MikeMl writes:


[I've seen car owners yank the battery cable off while the alternator is
going full tilt; "The battery only starts the car; the alternator runs
it..." The result was a 65V+ "load dump" hundreds of ms long into the
car...fried computers, dead stereos, you name it.]


I dont have an internal schematic of the LR3C to know exactly what the
crowbar does. Two possibilities:

One is that the crowbar is upstream of the regulator so it just blows
the Field Breaker, effectively just removing power from the
regulator/field, leaving whatever current is already flowing in the
field inductance to dissipate itself in its own coil resistance. There
is almost certainly a catch (snubber) diode across the field winding
oriented such that the field current decays with a time constant of RL,
where R is the coil resistance, and L is the coil inductance.

I'd hope.. but is there one??

Two is that the crowbar is downstream of the regulator (directly across
the field winding).

Doesn't this assume the regulator is high-side; with the bottom of the
field grounded? I thought the consensus was they were low-side, al-la GM;
i.e. the top end of the field gets fed with +13V from the aux diodes or
battery; and the regulator is in the leg to ground.

Neither method (unless the LR3C is a lot more complicated than I think
it is) prevents a "load dump" as David Lesher describes it! This is why
I think it is a poor design. It is no better than a more conventional
OVP module such as used in Cessnas and Pipers which simply breaks the
connection between the Field Breaker and the input to the regulator.

The issue there is opening that will need a fast, high voltage device
that you can turn off. The SCR crowbar gets turned on to protect,
an easier task.

The issue with load dumps is not just the spike peak voltage; it's
how long they last...i.e. total energy. The no-battery stunt was so
harmful because the Xl of the field ensured it could not halt alternator
quickly. So it wasn't a few ms of spike, it was many hundreds of ms
worth...



Actually, I have been thinking about Steve's problem some more, and the
transient which is tripping the crowbar could well be coming from a
"load dump lite".

I don't recall the OP's remarks; did he indicate the pump cycling
was tripping the breaker? Or was it an unknown?

I agree the pump cycling could be an issue; your savior is often the
low impedance of the battery eating those spikes. If it's not, the
spikes may have gotten bigger, or the Xc of the battery lower...

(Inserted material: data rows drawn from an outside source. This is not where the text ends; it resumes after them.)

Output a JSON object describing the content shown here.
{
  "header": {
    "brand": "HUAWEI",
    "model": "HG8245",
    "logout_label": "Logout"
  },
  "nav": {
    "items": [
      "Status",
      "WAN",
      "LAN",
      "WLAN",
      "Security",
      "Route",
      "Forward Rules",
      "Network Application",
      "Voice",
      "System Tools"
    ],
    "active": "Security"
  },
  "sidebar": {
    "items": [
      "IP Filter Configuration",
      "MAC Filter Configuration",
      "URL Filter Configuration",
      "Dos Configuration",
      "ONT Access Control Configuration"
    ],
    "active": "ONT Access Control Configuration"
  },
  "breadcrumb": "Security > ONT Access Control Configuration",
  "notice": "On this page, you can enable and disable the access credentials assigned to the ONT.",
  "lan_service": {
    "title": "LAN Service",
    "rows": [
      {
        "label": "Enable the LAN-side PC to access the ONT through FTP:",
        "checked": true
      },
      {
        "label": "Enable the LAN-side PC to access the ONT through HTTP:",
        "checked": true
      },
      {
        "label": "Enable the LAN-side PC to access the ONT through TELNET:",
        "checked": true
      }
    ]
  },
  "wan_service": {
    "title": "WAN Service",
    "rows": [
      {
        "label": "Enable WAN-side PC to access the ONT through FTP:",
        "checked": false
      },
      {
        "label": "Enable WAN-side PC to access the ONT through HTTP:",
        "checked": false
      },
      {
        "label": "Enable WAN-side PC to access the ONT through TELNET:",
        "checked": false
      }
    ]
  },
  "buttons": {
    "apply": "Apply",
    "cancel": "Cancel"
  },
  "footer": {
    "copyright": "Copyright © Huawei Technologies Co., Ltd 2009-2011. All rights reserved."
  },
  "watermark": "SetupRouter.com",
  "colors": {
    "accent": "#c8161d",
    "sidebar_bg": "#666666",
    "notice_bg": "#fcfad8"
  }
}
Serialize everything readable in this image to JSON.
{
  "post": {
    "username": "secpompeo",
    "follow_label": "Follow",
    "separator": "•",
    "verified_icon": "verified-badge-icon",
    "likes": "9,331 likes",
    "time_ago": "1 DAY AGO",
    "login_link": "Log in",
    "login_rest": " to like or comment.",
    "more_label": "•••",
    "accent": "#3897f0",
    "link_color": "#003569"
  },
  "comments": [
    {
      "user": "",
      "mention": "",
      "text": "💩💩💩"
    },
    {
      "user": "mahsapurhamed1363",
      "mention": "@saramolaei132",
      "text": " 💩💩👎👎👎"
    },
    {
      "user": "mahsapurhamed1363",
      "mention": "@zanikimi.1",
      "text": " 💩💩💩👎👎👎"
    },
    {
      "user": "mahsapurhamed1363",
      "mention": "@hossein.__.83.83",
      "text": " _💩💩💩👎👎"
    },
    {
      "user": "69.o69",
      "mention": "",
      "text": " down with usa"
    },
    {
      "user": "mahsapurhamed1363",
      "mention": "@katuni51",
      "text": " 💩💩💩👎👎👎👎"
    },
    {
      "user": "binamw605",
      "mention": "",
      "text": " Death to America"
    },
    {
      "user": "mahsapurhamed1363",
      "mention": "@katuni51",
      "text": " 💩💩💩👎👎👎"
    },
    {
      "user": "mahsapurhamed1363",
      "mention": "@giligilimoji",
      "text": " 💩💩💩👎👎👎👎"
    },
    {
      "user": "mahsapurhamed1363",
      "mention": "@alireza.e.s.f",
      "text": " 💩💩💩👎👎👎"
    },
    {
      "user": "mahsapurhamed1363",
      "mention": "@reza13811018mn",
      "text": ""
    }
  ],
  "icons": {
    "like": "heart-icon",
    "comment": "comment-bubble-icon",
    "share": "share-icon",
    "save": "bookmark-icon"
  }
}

One spike solution is large MOV's across the spike creator. The gotcha
there is: MOV's actually are sacrificial, as small spikes erode them
over time; large ones will cause them to explode... [If you ever shake
a "surge protected outlet strip" and it rattles; that's the ex-MOV
inside...]


I called B&C today to ask about this, and the only suggestion was to
connect pin 3 (sense input) of the LR3C as close to the battery as
possible. In other words, the battery is the spike filter of last
resort, so if there is a lot of wire (resistance) between pin 3 and the
battery, then the impedance along the wire (and in the master relay)
could allow pin 3 to see a higher voltage during the transient.

The other reason to do so is because the regulator is there to protect &
serve the battery. You don't care all that much about the bus being a
half volt too high or low; you DO care about the battery being that, and
the bus does have drop. So you want to sense near/at the battery.

But that brings a dilemma. You must have the sense line draw some
current. Why? So the regulator is sure its sense line has not become
disconnected from the battery. {If it does come loose, the regulator
says "0 volts! More power to the field, Scotty" to compensate, and
the smell of burnt silicon soon fills the area. There were some early
transistorized auto regulators that did just that; long gone I hope!} But
then, even with but a few mils of draw, if it does that for 2 months in
the hangar....your battery is dead. So it must be switched, and that....


The other possibility is to open the box, and put an appropriate filter
between pin 3 and the OVP circuit such that it doesn't effect what the
VR sees.

I wonder if an appropriate ferrite toroid on the sense lead could stop the
noise spikes from tripping the OVP without degrading regulation. I can't
recall what such toroids look like [i.e SPICE] when saturated with DC as
it would be...